Лучшую дыню съедает шакал

Чтобы обмануть возможную погоню, похитители свернули с большака и гнали по бездорожью до тех пор, пока взмыленные кони начали спотыкаться. Тогда они поехали шагом.

Косясь на безжизненное тело девушки, Ковус спросил:

— Куда поедем, Аманмурад?

Косоглазый брат Бекмурад-бая понял вопрос, но счёл нужным притвориться непонимающим.

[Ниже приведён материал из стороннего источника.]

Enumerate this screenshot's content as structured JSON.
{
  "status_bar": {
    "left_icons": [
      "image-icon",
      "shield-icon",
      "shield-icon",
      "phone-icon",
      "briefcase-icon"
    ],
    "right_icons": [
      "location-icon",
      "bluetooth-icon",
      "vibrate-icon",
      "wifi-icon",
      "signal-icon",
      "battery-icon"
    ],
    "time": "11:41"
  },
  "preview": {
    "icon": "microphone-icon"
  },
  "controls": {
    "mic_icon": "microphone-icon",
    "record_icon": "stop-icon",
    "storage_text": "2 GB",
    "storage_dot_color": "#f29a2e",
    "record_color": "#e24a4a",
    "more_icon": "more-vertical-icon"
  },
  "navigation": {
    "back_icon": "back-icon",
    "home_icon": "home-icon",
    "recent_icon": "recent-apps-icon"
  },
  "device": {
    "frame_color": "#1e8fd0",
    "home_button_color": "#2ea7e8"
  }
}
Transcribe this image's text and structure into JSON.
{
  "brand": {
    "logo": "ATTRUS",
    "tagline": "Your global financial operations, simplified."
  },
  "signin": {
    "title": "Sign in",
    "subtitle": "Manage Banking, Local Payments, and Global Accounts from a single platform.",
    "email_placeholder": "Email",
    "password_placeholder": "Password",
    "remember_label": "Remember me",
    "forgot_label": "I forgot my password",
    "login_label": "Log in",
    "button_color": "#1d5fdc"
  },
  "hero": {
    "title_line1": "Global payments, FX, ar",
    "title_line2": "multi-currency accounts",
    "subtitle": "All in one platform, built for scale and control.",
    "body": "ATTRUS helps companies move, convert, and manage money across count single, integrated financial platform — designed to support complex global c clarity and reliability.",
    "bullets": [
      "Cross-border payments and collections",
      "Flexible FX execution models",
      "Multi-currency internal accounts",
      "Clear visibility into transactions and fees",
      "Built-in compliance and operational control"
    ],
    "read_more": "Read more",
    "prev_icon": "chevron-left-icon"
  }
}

— Как это — куда? Разве мы заблудились?

Он потрогал опухшее, в кровавых подтёках лицо, хищно оскалил зубы и тоже взглянул на неподвижную Узук, перекинутую через шею коня, словно длинный чувал с пшеницей. Ковус перехватил его взгляд, посмотрел на свою руку, где чернел след от ножа Огульнияз-эдже, выругался, пощупал шишку на голове — от чьей-то палки — и повторил:

— Я спрашиваю: к кому мы «её» повезём!

— Прямо к себе домой, — продолжал притворяться Аманмурад. — Если такое сокровище нашёл, можно никого не стесняться… А куда нам ещё ехать? Может, ты, Сапар, знаешь?

Третий всадник, тот, что подхватил Узук с земли, подъехал ближе.

— О чём вы спорите?

— Да вот Ковус сомневается, куда нам везти девушку, Я говорю, прямо домой надо ехать. А ты как думаешь?

Дуя на посиневшую от удара шеста кисть руки, Сапар пожал плечами и посмотрел на Ковуса,

— Смотрите сами. Я бы на твоём месте поостерёгся домой ехать. Сам знаешь, какой шум женщины поднимут…

— Вот и я об этом говорю, — поддержал Ковус. — А нам лишний шум ни к чему. Того, что мы наделали, вполне хватит.

Аманмурад дёрнул усом в кривой усмешке.

— Никакого шума не будет! Любой бабе шею сверну, если задумает скандалить… Со мной шутки плохи.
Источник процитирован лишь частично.